L’épopée des révoltés de la Bounty est dans toutes les mémoires, mais si cette histoire nous paraît si familière, c’est qu’elle a été en quelque sorte révélée au grand public par deux écrivains américains de grand renom : Charles Nordhoff et James Norman Hall. Mutiny on the Bounty paraît en 1932, suivi de Men Against the Sea puis de Pitcairn’s Island qui vient clore une trilogie qui assure à ses auteurs un immense succès littéraire qui se maintiendra sur une trentaine de romans, d’où sont tirés plusieurs grands films.

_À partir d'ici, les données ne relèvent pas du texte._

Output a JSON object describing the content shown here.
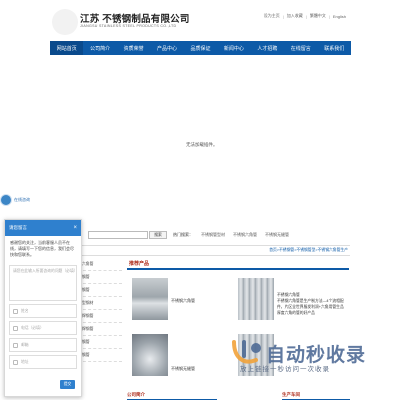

Commissaire de la Marine, Gonzague Aizier a découvert James Norman Hall lors d’une affectation en Polynésie entre 2016 et 2018. Son livre raconte la vie hors du commun de cet aventurier américain aussi discret qu’original, qui a choisi de vivre à Tahiti parce que « seules les extrémités des tentacules de la pieuvre de la civilisation occidentale, telles que nous la connaissons aujourd’hui, s’étaient avancées aussi loin dans la Pacifique et leurs effets se faisaient à peine sentir. »
Avant de s’exiler volontairement dans les mers du Sud dès 1920, le jeune héros américain a suivi un parcours chaotique : sorti de l’université en 1910, il s’essaie à la profession d’écrivain en rêvant d’aventures avec la découverte de Lord Jim de Conrad. Séjournant à Londres en 1914, il rejoint en août les volontaires du 9th Battalion, Royal Fusiliers, rapidement envoyé sur le front en France. En 1916, il s’engage dans l’escadrille La Fayette composée de volontaires américains, puis il rejoint l’US Army Air Service comme capitaine en 1917, où il rencontrera Charles Nordhoff. Abattu au-dessus des lignes ennemies en mai 1918, il terminera la guerre prisonnier en Allemagne.
Les deux amis écrivains poursuivront leur fructueuse collaboration entre les deux guerres, Hall menant une vie de famille simple et rangée à Tahiti, alors que celle de Nordhoff est plus chaotique et le conduit à rentrer en Californie en 1937. Les romans et les films se succèdent mais les années qui passent marquent l’effacement progressif de Charles Nordhoff. James Norman Hall se sent alors orphelin et son œuvre prend un tour plus original.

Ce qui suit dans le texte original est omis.